Andrew Stiles
In June, 2013, George Zimmer lost control of the men’s clothing empire that he had spent his life building: Men’s Wearhouse. After battling his board of directors to take the public company private again, his handpicked CEO and lifelong friend, Doug Ewert, handed him the pink slip. This conflict marked the first of Men’s Wearhouse’s mistakes in a succession of ill-fated decisions that ended with one of the worst corporate busts in retail history.
Just a few months after Zimmer’s departure, Men’s Wearhouse received an unsolicited acquisition offer from its competitor, Joseph A. Bank Clothiers. The $2.3 billion offer was unusual, coming from a company just half the size of Men’s Wearhouse (MW).
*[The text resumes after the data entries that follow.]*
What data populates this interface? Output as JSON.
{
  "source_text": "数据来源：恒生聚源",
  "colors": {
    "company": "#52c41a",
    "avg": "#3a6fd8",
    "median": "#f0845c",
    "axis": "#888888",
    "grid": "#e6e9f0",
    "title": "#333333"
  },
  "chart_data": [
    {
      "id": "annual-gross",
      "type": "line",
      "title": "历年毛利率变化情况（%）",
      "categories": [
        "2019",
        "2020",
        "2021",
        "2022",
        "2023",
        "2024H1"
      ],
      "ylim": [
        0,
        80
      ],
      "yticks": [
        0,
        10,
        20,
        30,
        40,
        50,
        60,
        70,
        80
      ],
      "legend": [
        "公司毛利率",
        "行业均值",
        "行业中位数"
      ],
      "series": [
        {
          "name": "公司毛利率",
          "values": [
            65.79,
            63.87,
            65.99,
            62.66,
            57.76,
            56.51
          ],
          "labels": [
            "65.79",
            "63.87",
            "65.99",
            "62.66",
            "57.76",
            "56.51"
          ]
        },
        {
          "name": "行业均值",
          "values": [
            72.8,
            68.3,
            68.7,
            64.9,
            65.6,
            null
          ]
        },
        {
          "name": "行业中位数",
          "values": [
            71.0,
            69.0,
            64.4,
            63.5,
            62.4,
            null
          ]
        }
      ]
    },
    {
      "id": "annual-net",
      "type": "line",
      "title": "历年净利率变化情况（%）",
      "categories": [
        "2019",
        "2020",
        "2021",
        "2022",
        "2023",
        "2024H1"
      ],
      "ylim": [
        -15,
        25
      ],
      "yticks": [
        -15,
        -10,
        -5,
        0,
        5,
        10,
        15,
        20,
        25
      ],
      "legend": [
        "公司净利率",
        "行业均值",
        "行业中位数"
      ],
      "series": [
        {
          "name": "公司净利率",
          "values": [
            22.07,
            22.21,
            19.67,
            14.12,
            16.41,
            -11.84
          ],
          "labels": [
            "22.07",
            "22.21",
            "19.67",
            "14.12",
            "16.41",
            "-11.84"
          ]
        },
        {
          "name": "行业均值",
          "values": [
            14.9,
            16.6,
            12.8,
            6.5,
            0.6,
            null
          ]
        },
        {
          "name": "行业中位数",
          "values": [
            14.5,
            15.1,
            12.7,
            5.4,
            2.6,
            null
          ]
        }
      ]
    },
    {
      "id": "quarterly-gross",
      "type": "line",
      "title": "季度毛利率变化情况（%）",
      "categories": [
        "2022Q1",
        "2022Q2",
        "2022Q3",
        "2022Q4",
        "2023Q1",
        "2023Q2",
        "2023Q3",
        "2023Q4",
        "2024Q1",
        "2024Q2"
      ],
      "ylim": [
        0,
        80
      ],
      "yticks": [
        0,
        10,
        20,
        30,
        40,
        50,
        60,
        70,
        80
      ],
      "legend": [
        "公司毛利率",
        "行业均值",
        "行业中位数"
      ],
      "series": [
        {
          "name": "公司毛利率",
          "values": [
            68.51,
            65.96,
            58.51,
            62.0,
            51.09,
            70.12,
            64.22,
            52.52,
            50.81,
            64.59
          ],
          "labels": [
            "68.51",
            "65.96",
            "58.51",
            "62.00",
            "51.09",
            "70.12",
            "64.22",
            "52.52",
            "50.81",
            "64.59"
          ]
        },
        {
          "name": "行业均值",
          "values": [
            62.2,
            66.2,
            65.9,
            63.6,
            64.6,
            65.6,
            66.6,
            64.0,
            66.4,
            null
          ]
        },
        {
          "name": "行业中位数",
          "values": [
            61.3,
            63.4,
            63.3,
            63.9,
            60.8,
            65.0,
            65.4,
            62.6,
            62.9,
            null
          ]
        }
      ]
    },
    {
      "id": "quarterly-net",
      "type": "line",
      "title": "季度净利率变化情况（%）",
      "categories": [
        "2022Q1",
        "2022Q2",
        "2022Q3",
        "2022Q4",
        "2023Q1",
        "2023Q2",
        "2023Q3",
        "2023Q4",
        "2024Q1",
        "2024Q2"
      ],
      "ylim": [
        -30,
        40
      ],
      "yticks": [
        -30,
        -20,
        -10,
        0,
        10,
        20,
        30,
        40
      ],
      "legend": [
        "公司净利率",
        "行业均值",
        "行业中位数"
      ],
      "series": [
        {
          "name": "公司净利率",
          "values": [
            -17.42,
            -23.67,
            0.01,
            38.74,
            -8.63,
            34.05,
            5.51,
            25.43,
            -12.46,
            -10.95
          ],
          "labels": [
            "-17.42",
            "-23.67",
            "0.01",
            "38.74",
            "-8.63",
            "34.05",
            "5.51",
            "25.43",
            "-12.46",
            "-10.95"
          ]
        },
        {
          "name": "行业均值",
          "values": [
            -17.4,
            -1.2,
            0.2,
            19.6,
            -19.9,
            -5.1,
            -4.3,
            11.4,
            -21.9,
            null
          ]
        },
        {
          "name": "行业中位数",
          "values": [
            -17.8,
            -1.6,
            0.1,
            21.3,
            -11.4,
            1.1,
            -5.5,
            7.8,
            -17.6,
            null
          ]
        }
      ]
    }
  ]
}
However, given the recent turmoil within MW’s management, and its poor sales performance, Joseph Bank saw an opportunity to capture the giant.
MW rejected the offer, and countered with an acquisition offer to buy Joseph Bank for $1.5 billion. This offer was a rare example of a ‘Pac-Man Defense’, a transaction in which a company makes a defensive acquisition offer in response to its competitor’s initial offer. The move was a gamble. Pac-Man Defenses have a contentious relationship with executive management’s fiduciary responsibility; if a company’s management spends millions of company dollars in legal and financial advisory fees on a counter-offer only to protect their jobs, then they have violated their fiduciary responsibility and are liable to the litigious wrath of their shareholders.
Joseph Bank (JAB) responded to MW’s offer by issuing a ‘Poison Pill’ – a shareholder’s rights program meant to prevent a hostile takeover of their publicly traded stock. MW also issued a Poison Pill.
Joseph Bank then made an acquisition offer to men’s clothing giant Eddie Bauer for just under $1 billion. Analysts theorized that the offer was an attempt to goad MW to up its price for JAB. One thing was certain: the MW-JAB acquisition was quickly devolving.
At this time, Activist Investor Eminence Capital decided to jump into the fray, buying a 10% stake in Men’s Wearhouse, adding onto its existing 5% stake in Joseph Bank.
Eminence wanted a deal to profit from its shares, and was willing to do anything to make it happen. The company’s founder, Ricky Sandler, is known for his preference in hiring employees with “the desire to win above the desire to be right.” Following such ethics, Eminence launched proxy fights with both JAB and MW’s directing boards, threatening to call a vote on immediate dismissals of board members. Sandler's goal was to pressure each company's executives to strike a deal.
The tactic was effective, and MW made two more consecutive offers to buy JAB, the final accepted offer valuing JAB at $1.8 billion, with a 10.1X Enterprise Value to Earnings (EBITDA) multiple. The transaction was paid to JAB in cash, structured primarily with debt and also some of MW’s balance sheet cash.
Although the share price of Joseph Bank jumped at the close of the deal, things quickly unraveled over the next year. Prior to the deal, many executives in MW were reluctant to buy JAB – when George Zimmer led MW, he noted that JAB had unsustainably propped up its sales by offering absurd discounts to its customers, such as its famous, “buy 1 get 3 suits free” offer.
Now that MW owned JAB and had to pay interest from the acquisition debt, MW needed to squeeze as much cash out of its child company as possible. MW ended JAB’s promotion campaign, which caused the company’s sales to hemorrhage. By the second half of its 2015 fiscal year, JAB’s sales had fallen by over 30% year-over-year, and its stock had crashed from a peak of $65/share to roughly $10/share.
Then came the litigation. A class-action lawsuit has recently emerged against MW, claiming that the Pac-Man Defense was an irresponsible use of company money to allegedly protect management's jobs and appease Eminence Capital. The case has not yet concluded.
While the deal seemed well fit for each clothing company at the time of the transaction, the product of the MW-JAB acquisition was a legal and financial disaster that damaged both companies, and ended up forming a retail holding company called Tailored Brands. The acquisition was one of the most exciting investment banking transactions to occur in the 21st century, resulting in numerous collegiate case studies and law firm reports analyzing the event. Future companies thinking about a Pac-Man Defense will likely think twice after this mess.